Aujourd’hui, la dynamique semble prendre forme. À travers ses fils et filles, un consensus fort et inédit se dégage autour d’une personnalité jugée capable de rassembler et d’impulser une gestion transparente et apaisée. Il s’agit de Abdoulaye Naby Sylla, actuel maire, que de nombreuses voix appellent à reconduire à la tête de la municipalité.

Une aspiration populaire au renouveau
Pour de nombreux citoyens, l’heure n’est plus aux divisions ni aux querelles politiciennes, mais à l’efficacité et au développement local.
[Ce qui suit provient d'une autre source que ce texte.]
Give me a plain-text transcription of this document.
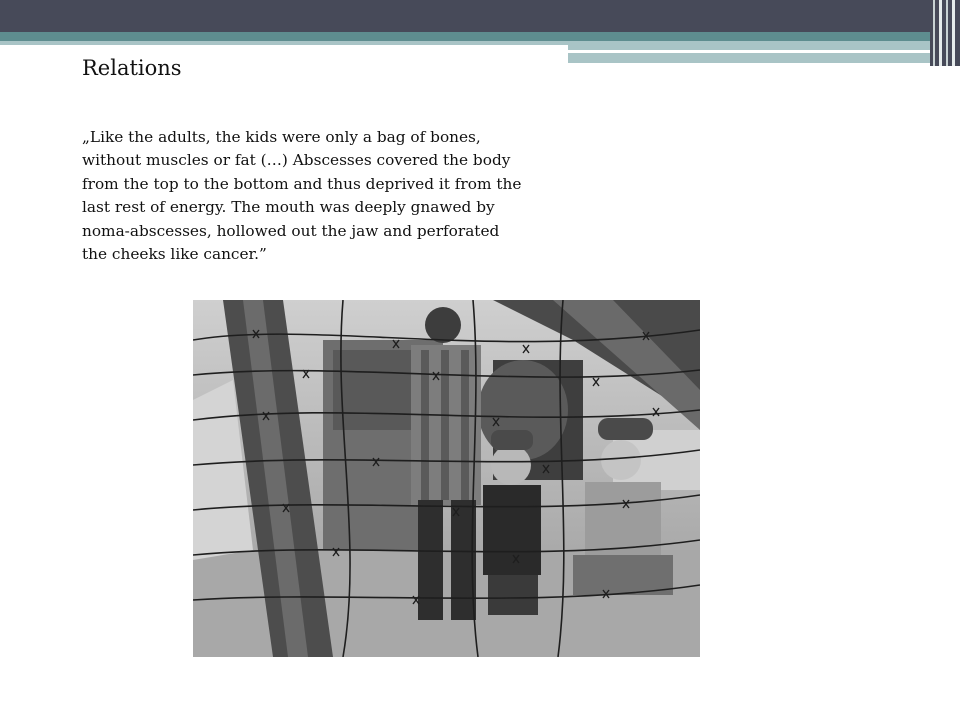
Relations

„Like the adults, the kids were only a bag of bones, without muscles or fat (…) Abscesses covered the body from the top to the bottom and thus deprived it from the last rest of energy. The mouth was deeply gnawed by noma-abscesses, hollowed out the jaw and perforated the cheeks like cancer.”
Les habitants interrogés évoquent des priorités claires : assainissement, infrastructures de base, sécurité, emploi des jeunes et gouvernance participative.
« Nous voulons une commune bien gérée, transparente et tournée vers l’avenir », confie un commerçant du marché.
« Il faut quelqu’un qui écoute la population et travaille pour tous », renchérit une habitante.
Abdoulaye Sylla, symbole d’une gestion apaisée

Ses partisans mettent en avant son expérience, sa connaissance du terrain et sa capacité à dialoguer avec toutes les sensibilités. Pour eux, son maintien à la tête de la commune garantirait une gestion saine, équitable et sans exclusion.
Dans un contexte où les populations rejettent toute forme d’autoritarisme local, le discours dominant se veut clair : place à la concertation, à la transparence et à la reddition de comptes.
Une commune tournée vers l’avenir

Au-delà des personnes, c’est toute une vision qui se dessine : celle d’une commune stable, attractive et capable d’offrir de meilleures conditions de vie à ses habitants. Associations de jeunes, groupements de femmes et leaders communautaires multiplient les initiatives pour sensibiliser à une participation massive et responsable au scrutin. Si l’issue du vote appartient aux urnes, une chose est certaine : à Matam, l’espoir d’un nouveau départ est bien réel.